Using the distance formula,show that the points $A(-1, 4)$,$B(2, 3)$,and $C(5, 2)$ are collinear.

(N/A) To show that points $A(-1, 4)$,$B(2, 3)$,and $C(5, 2)$ are collinear,we must show that the sum of the lengths of two segments equals the length of the third segment.
$1$. Calculate the distance $AB$ using the distance formula $d = \sqrt{(x_2 - x_1)^2 + (y_2 - y_1)^2}$:
$AB = \sqrt{(2 - (-1))^2 + (3 - 4)^2} = \sqrt{(3)^2 + (-1)^2} = \sqrt{9 + 1} = \sqrt{10}$.

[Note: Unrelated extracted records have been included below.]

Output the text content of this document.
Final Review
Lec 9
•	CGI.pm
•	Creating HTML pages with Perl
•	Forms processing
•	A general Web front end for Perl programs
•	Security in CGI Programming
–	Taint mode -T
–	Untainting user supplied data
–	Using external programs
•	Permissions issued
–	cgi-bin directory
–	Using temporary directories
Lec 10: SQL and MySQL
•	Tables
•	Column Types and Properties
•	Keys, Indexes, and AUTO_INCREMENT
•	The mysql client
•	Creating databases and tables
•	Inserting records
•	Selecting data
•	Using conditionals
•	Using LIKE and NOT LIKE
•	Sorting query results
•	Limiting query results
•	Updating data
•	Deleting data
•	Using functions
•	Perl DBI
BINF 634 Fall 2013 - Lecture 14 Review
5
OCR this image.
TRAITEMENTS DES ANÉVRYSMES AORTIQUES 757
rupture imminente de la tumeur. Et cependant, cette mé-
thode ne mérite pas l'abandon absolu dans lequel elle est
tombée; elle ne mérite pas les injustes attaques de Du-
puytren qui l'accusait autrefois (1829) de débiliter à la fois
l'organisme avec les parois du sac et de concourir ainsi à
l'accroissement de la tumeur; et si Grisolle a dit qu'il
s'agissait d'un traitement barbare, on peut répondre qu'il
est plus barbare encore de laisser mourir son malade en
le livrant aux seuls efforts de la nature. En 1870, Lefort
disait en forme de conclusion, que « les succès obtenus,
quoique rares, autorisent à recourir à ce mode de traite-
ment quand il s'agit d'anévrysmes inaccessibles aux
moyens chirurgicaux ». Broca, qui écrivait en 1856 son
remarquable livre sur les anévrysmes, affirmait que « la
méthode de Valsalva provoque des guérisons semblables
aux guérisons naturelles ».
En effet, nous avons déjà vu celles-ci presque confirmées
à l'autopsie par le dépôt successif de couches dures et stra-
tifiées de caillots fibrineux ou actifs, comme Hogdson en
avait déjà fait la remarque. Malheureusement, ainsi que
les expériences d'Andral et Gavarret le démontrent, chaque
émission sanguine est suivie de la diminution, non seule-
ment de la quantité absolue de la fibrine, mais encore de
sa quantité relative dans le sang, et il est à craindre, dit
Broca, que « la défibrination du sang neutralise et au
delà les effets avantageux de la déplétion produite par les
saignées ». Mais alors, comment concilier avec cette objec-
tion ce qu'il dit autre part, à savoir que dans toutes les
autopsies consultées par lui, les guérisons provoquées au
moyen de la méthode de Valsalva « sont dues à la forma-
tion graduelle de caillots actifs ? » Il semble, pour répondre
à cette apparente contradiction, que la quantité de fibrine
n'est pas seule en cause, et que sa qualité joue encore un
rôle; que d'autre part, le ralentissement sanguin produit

$2$. Calculate the distance $BC$:
$BC = \sqrt{(5 - 2)^2 + (2 - 3)^2} = \sqrt{(3)^2 + (-1)^2} = \sqrt{9 + 1} = \sqrt{10}$.
$3$. Calculate the distance $AC$:
$AC = \sqrt{(5 - (-1))^2 + (2 - 4)^2} = \sqrt{(6)^2 + (-2)^2} = \sqrt{36 + 4} = \sqrt{40} = 2\sqrt{10}$.
$4$. Since $AB + BC = \sqrt{10} + \sqrt{10} = 2\sqrt{10} = AC$,the points $A$,$B$,and $C$ lie on the same line and are therefore collinear.